C level backtrace を取得する fill_lines() で ELF フォーマットの .debug_line セクション、.symtab セクション、.strtab セクションのアドレスを取得したら ELFヘッダのスキャンを止めるようにしていたのをやめています。どうせ strtab と symtab が最後のセグメントだからあんまり意味がないとのこと。

nobu: r45438 2014-03-26 20:14:44 +0900

Symbol オブジェクトから rb_enc_get_index() で encindex を取得するのに対応するため T_SYMBOL の時に struct RSymbol::fstr を取り出す処理を追加しています。 が、次の r45439 で revert されています。
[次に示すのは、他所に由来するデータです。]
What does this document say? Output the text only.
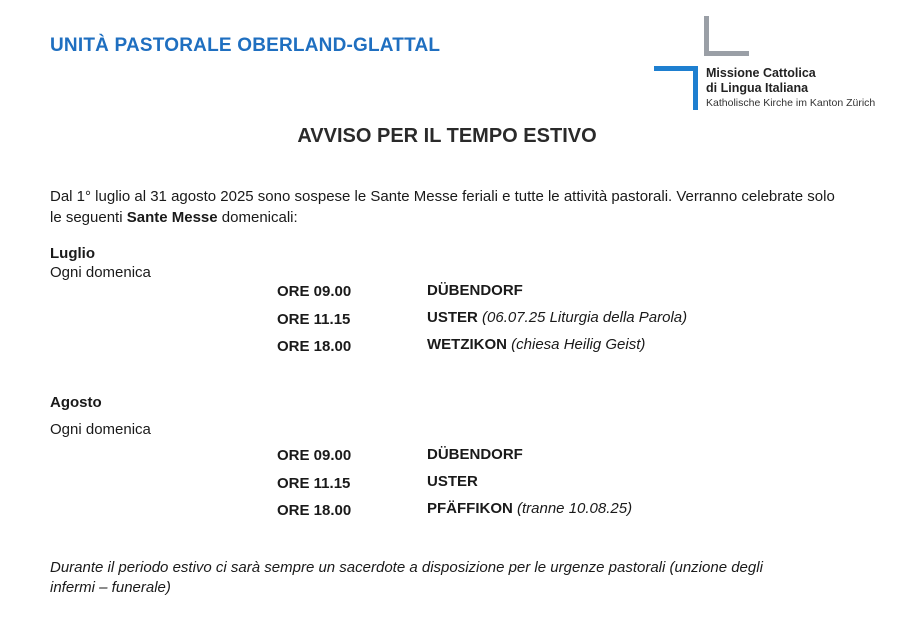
UNITÀ PASTORALE OBERLAND-GLATTAL
Missione Cattolica
di Lingua Italiana
Katholische Kirche im Kanton Zürich
AVVISO PER IL TEMPO ESTIVO
Dal 1° luglio al 31 agosto 2025 sono sospese le Sante Messe feriali e tutte le attività pastorali. Verranno celebrate solo le seguenti Sante Messe domenicali:
Luglio
Ogni domenica
ORE 09.00	DÜBENDORF
ORE 11.15	USTER (06.07.25 Liturgia della Parola)
ORE 18.00	WETZIKON (chiesa Heilig Geist)
Agosto
Ogni domenica
ORE 09.00	DÜBENDORF
ORE 11.15	USTER
ORE 18.00	PFÄFFIKON (tranne 10.08.25)
Durante il periodo estivo ci sarà sempre un sacerdote a disposizione per le urgenze pastorali (unzione degli infermi – funerale)
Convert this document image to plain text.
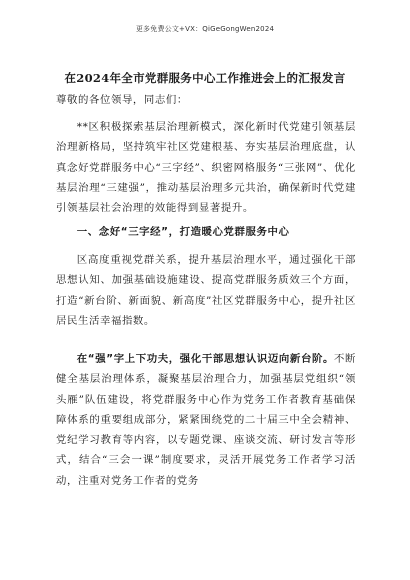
更多免费公文+VX：QiGeGongWen2024
在2024年全市党群服务中心工作推进会上的汇报发言
尊敬的各位领导，同志们：
**区积极探索基层治理新模式，深化新时代党建引领基层治理新格局，坚持筑牢社区党建根基、夯实基层治理底盘，认真念好党群服务中心“三字经”、织密网格服务“三张网”、优化基层治理“三建强”，推动基层治理多元共治，确保新时代党建引领基层社会治理的效能得到显著提升。
一、念好“三字经”，打造暖心党群服务中心
区高度重视党群关系，提升基层治理水平，通过强化干部思想认知、加强基础设施建设、提高党群服务质效三个方面，打造“新台阶、新面貌、新高度”社区党群服务中心，提升社区居民生活幸福指数。
在“强”字上下功夫，强化干部思想认识迈向新台阶。不断健全基层治理体系，凝聚基层治理合力，加强基层党组织“领头雁”队伍建设，将党群服务中心作为党务工作者教育基础保障体系的重要组成部分，紧紧围绕党的二十届三中全会精神、党纪学习教育等内容，以专题党课、座谈交流、研讨发言等形式，结合“三会一课”制度要求，灵活开展党务工作者学习活动，注重对党务工作者的党务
nobu: r45439 2014-03-26 20:30:54 +0900

r45438 の変更を revert してそのかわり parse.y の rb_str_dynamic_intern() で rb_enc_associate() を呼び出して Symbol に Encoding を直接紐づけるようにしています。参照している fstring 経由で Encoding をもつか、直接 Symbol オブジェクトで(インスタンス変数で)持つかという違いですかね。

nari: r45440 2014-03-26 23:19:10 +0900

NEWS ファイルに Symbol GC について追記しています。 また rb_sym2str() という C API の追加についても追記しています。これは SYM2ID() を避けて Symbol から String を得るために追加されたようです。